Не обращая ни на кого внимания, Ксендз решительно опустился по деревянным ступенькам в продолговатую, глубиной по грудь яму, посреди которой темнела закопченная плита с двумя вмурованными в нее котлами. Слева на продольном, сколоченном из досок столе лежали разбросанные помидоры, капуста, кукурузные початки, лук, зелень, а справа в углу, опершись спиной на штабель расположенных под стеной дров, нарубленных Мансуром про запас, как-то неестественно скособочился Квачило с остекленевшими глазами и посиневшим лицом. Возле его загипсованной ноги стояло ведро, наполовину заполненное чищеной картошкой, в одной руке он все еще держал нож, а в другой зловеще посверкивала ампула в палец толщиной.
— Из посторонних, надеюсь, сюда никто не входил? Труп не трогали?

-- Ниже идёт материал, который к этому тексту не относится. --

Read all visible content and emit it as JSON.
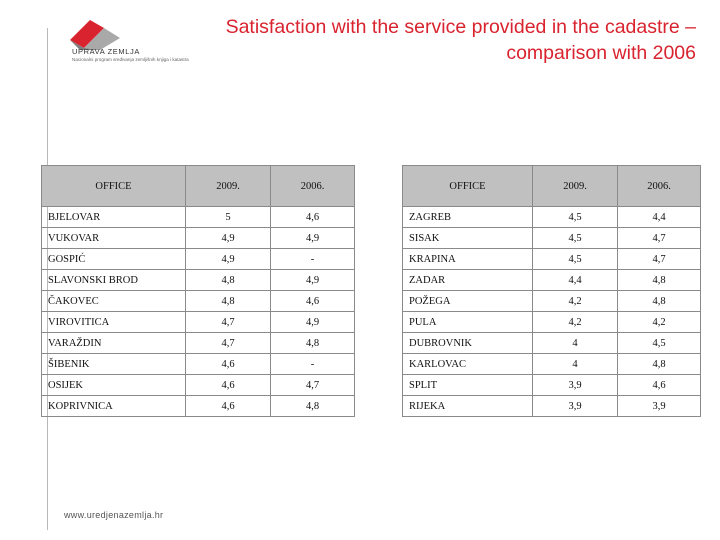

— Здесь все осталось как было.
Ксендз приблизился к мертвецу, осторожно взял из его руки ампулу, наполненную под самую пробку бесцветным, немного похожим на питьевую соду порошком, поднес ее к глазам.
— Можете не сомневаться: цианистый калий, — заметила Клава от дверей.

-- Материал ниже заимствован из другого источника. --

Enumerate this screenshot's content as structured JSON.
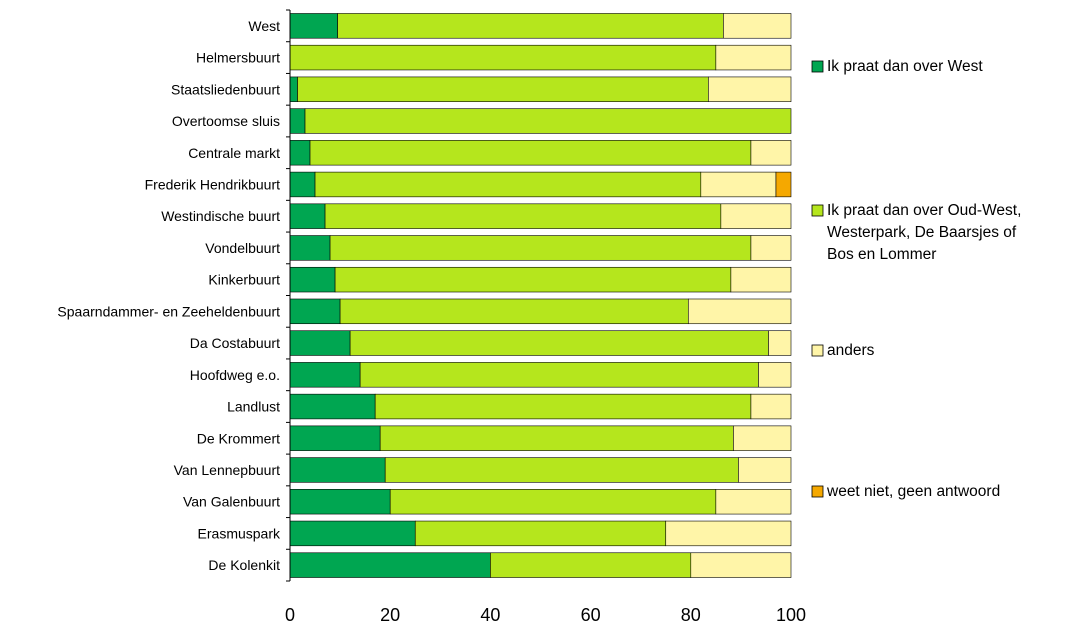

Витольд Станиславович и не сомневался. Более того, он даже знал, откуда взялась здесь смертоносная ампула. Только с таким «подарком» киевское гестапо должно было направить к «родичу» своего «извозчика», а что «извозчик» уже в лагере, никаких сомнений не могло быть. Именно сейчас зловещая заключительная фраза из последней шифрованной директивы для «родича»: «Готовьте обед для извозчика…» — обрела для Ксендза абсолютно конкретное и четкое содержание. Этим «обедом» каратели тайком надеялись поквитаться с партизанами за все свои поражения! От одной лишь мысли, что отрава могла все же оказаться в котле с пищей, сердце его сжалось, а между лопатками выступил холодный пот. Круто обернувшись, он уставился острым взглядом в Клаву и тихо, почти шепотом спросил неизвестно кого:
— Я предпочитал бы сейчас услышать не предположения о содержимом ампулы, а от кого получил ее «родич».
Варивон с Мансуром коротко переглянулись, но не проронили ни слова.
— Я жду четкого ответа: с кем имел контакт за последние сутки ваш поднадзорный?
— Ну что вы, ей-богу, Витольд Станиславович! Абсолютно ни с кем.
— Так вы хотите убедить меня, что эту штукенцию с ядом занесли сюда злые духи? Только извините великодушно, но сказкам про белого бычка я не верю.
— А может, эта ампула издавна была при нем?..
— Бросьте смешить, Варивон! Такая посудина не иголка, ее так запросто не спрячешь. А Квачило, прежде чем сюда попасть, трижды был обыскан тщательнейшим образом. Поэтому я все-таки настаиваю на своем: когда и от кого она попала к «родичу»?